All Writings
March 7, 2004

Iraq Is Not Ready For Democracy

The Bush administration has not yet come to grips with a fundamental problem endemic to most of the Arab and Muslim world-the lack of the political maturity necessary to engender and sustain pluralism. The Iraqi Council's initial failure to sign the temporary constitution can be largely traced to the absence of those institutions and of a culture that supports democratic forms of government. The temporary constitution may be signed on Monday, but regardless of its fate, the reality is that no constitution engineered by us and meeting our timetable will offer a peaceful transition to free elections or lead to a permanent constitution that all Iraqis accept.

The conditions essential for these desired outcomes simply do not exist in Iraq, nor will they come about because of any hastily put together constitution. For the Bush administration, this whole effort has been heavily influenced by domestic considerations. Especially during an election year, any serious attempt to deal with the complexity of Iraq's reality seems to have vanished from the radar. Exactly what is that reality? It is three-sided at least, comprised of the Kurds, Shiites, and Sunni populations, each with its own agenda, power base, hopes, and fears. Let's look at each.

The Kurds who have enjoyed complete autonomy for nearly 15 years simply do not trust that, if free elections result in a Shite-controlled government, their rights will continue to be respected. (Since the Shiites constitute about 60 percent of the population, such fears seem justified.) The need to safeguard their autonomy, then, explains the Kurdish demand that if two-thirds of the voters in at least 3 of Iraq's 18 provinces reject the new constitution, it should be withdrawn. In contrast to the Kurds, the Shiites, though they make up the majority of the population, have never enjoyed power since Iraq's inception in 1922. The Shiites have also suffered tremendously under the rule of the Sunni minority, especially that of Saddam Hussein. Now poised and eager to assume power, and confident that free elections will grant them their cherished dreams, they are ready to resist any efforts that may deprive them of what they perceive to be their long overdue rights. As for the Sunnis: they have held onto power throughout Iraq's existence and have maintained their traditional animosity toward the Shiites, and they have not, as yet, said their last word. Notwithstanding their acquiescence to the temporary constitution, they will reject any permanent constitution that does not provide them with the measure of power they deem compatible with their historic position.

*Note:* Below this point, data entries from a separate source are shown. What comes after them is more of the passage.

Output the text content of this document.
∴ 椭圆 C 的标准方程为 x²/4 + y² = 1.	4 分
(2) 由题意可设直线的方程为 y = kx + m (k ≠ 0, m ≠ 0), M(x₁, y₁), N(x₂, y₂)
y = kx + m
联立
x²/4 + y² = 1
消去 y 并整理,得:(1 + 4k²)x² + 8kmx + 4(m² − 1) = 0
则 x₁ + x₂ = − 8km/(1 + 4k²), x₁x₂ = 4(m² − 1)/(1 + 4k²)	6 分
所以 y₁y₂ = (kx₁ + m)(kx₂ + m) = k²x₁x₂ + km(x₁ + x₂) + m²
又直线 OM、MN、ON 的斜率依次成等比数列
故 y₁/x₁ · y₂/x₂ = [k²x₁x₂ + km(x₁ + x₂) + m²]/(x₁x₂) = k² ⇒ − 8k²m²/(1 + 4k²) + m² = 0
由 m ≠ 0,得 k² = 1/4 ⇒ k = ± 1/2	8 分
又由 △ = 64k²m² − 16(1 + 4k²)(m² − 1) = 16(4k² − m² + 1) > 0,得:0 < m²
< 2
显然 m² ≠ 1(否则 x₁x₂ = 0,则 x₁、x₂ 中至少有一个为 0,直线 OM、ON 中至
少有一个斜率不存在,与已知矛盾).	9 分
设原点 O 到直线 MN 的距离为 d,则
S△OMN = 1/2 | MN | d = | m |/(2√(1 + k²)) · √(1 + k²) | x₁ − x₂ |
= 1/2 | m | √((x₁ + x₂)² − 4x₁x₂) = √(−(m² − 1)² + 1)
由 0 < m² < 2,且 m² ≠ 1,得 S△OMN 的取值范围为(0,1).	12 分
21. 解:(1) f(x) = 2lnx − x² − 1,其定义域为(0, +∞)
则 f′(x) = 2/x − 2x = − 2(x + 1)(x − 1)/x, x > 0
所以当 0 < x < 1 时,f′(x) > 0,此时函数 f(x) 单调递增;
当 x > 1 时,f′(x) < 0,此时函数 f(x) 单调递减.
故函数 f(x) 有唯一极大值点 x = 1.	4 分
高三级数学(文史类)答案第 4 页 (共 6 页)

Behind all the political maneuvering, escalating discontent, and continuing sectarian violence that has left hundreds dead, including 180, most of them Shiites, during the last few days in Baghdad and Karbalah, lies the lack of a culture of freedom and a respect for human rights. Of course, despite the current instability, the rights of each Iraqi citizen must eventually be enshrined constitutionally. But given Iraq's demographic makeup and the historical social and political schisms, it is simply not ready for democracy. The people must first develop their own home-grown democratic institutions cushioned by a more liberal culture and with Islam providing moral tenets that encourage human rights to flourish and political parties to develop in freedom. Thus, the interim constitution should have been limited to the issues that promote democratic principles, such as advice and consent, the art of compromise, and the development of democratic institutions. Among these are: a free and fair judiciary, a free press, government accountability, a market economy, freedom of expression and assembly, religious tolerance, freedom of education, and safeguards that enable the formation of political parties. Instead, the Bush administration pushed for a temporary constitution that contained the underpinnings of a permanent constitution and inadvertently raised questions about the power structure that will evolve while including vague references to the role of Islam, a central and contentious issue.

There is no easy solution to the problem of forging a temporary constitution. We started the process, encouraged on the one hand by exiled, so-called reform-minded Iraqis, with their own agenda but out of touch with the real Iraq that has been traumatized for so long, especially under Saddam Hussein. On the other hand, neo-conservative dreamers, and advisors to the president, drew a rosy picture of a democratic Iraq, intoxicating Mr. Bush with the promise of a free Iraq spreading its message throughout the region. This second group has apparently forgotten that a real democracy has to be built on a culture of freedom, something absent in Iraq from its inception.

Now that the administration has decided to transfer power to the governing Council by June 30th whatever the circumstances. As we become less and less visible in order to reduce our casualties, the Iraqis will pretty much be left on their own come July 1. But if we are not to squander everything we've sacrificed for in Iraq, we must use our influence to persuade the expanded Iraqi Governing Council that its first priority is the building of democratic institutions . The permanent constitution must be a byproduct of this social and political evolutionary process that enfranchises all Iraqis.

This approach will not obviously change the aspirations of each of the three main populations to gain power or secure self-rule under a federal-type political system, which may well be the ultimate outcome. But it will allow them to heal some of the wounds of the past, create trust, develop greater consensus about Iraq's future, and find common ground concerning the role of Islam in a free and democratic Iraq. In the end, constitutions don't create freedom, people do.